Эта мысль настолько ужаснула Даниеля, что он даже схватился за перильца фургона, чтобы не упасть, и простоял так довольно долго. А воображение услужливо рисовало ему картины одна страшнее другой. Даже его рубашка, которая из-за пота и грязи стала словно броня, мгновенно промокла насквозь.

В конце концов это прошло, но в глубине души холодок страха все-таки остался. Даниель рукавом вытер пот со лба и поспешил из конюшни.

И тут он увидел Джоли. Она спала на траве, свернувшись калачиком в тени тополей. Джоли вовсе не была маленькой женщиной, но сейчас она показалась ему такой жалкой и беззащитной, словно кукла, брошенная ребенком. И при виде Джоли у Даниеля заныло сердце.

Ему страшно захотелось броситься к ней, подхватить на руки и осторожно внести в дом, уложить на постель и охранять ее днем и ночью всю ее оставшуюся жизнь, чтобы никто и ничто не могло обидеть ее. Но это было совершенно невозможно, даже если Джоли хоть на миг согласится с этим.

Даниель стоял возле Джоли и рылся в собственной душе, отыскивая среди чувств самое спасительное для себя. И наконец нашел — гнев. И тут ему на ум пришла странная мысль. Неужели же женщинам нравится, когда их бьют, когда заставляют подчиняться грубой силе? Разве не говорила ему Джоли о парочке уголовников, с которыми была какое-то время и которые теперь постоянно сшивались поблизости, так и поджидая случая устроить какую-нибудь каверзу? Как быть с этим?

Даниель уже готов был обхватить Джоли за талию и бесцеремонно поставить ее на ноги, когда услышал звук взводимого курка.

— Не трогай ее, Дан’л, — раздался бесстрастный голос. — По крайней мере до тех пор, пока не придешь в хорошее настроение.

Напротив Даниеля, всего в нескольких футах, на перевернутой фруктовой корзине сидел Дотер, нацелив на Даниеля его же собственный «кольт» 45-го калибра.
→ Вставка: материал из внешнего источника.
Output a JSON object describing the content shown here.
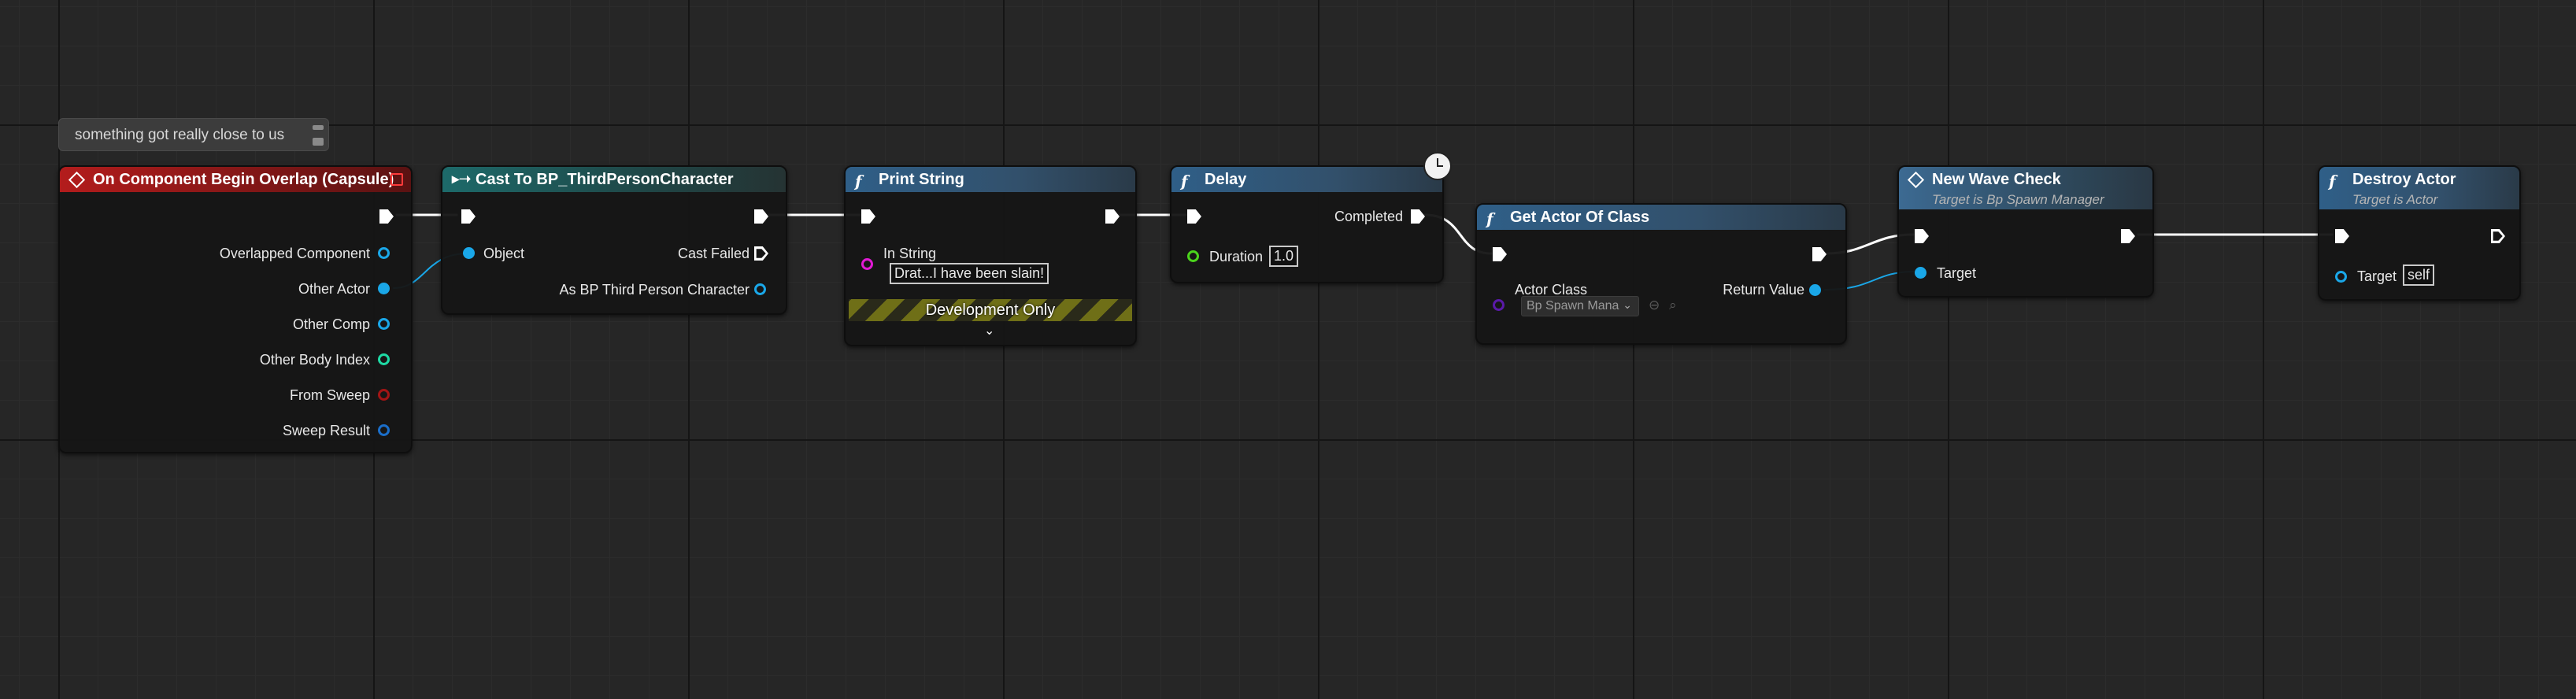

— Черт тебя подери, Дотер! — взорвался Даниель свистящим шепотом. — Немедленно брось эту штуку! — Даниель не мог прийти в себя от того, что из всех людей в этом мире самый близкий ему человек — Дотер — бросил ему такой наглый вызов. К тому же защита Джоли Бекэм была его, Даниеля, обязанностью.

Дотер вздохнул и без слов отбросил пистолет в высокую траву.

Разбуженная шумом, Джоли, зевая, села. Даниель сказал, что приехал забрать ее на похороны, и спросил, готова ли она.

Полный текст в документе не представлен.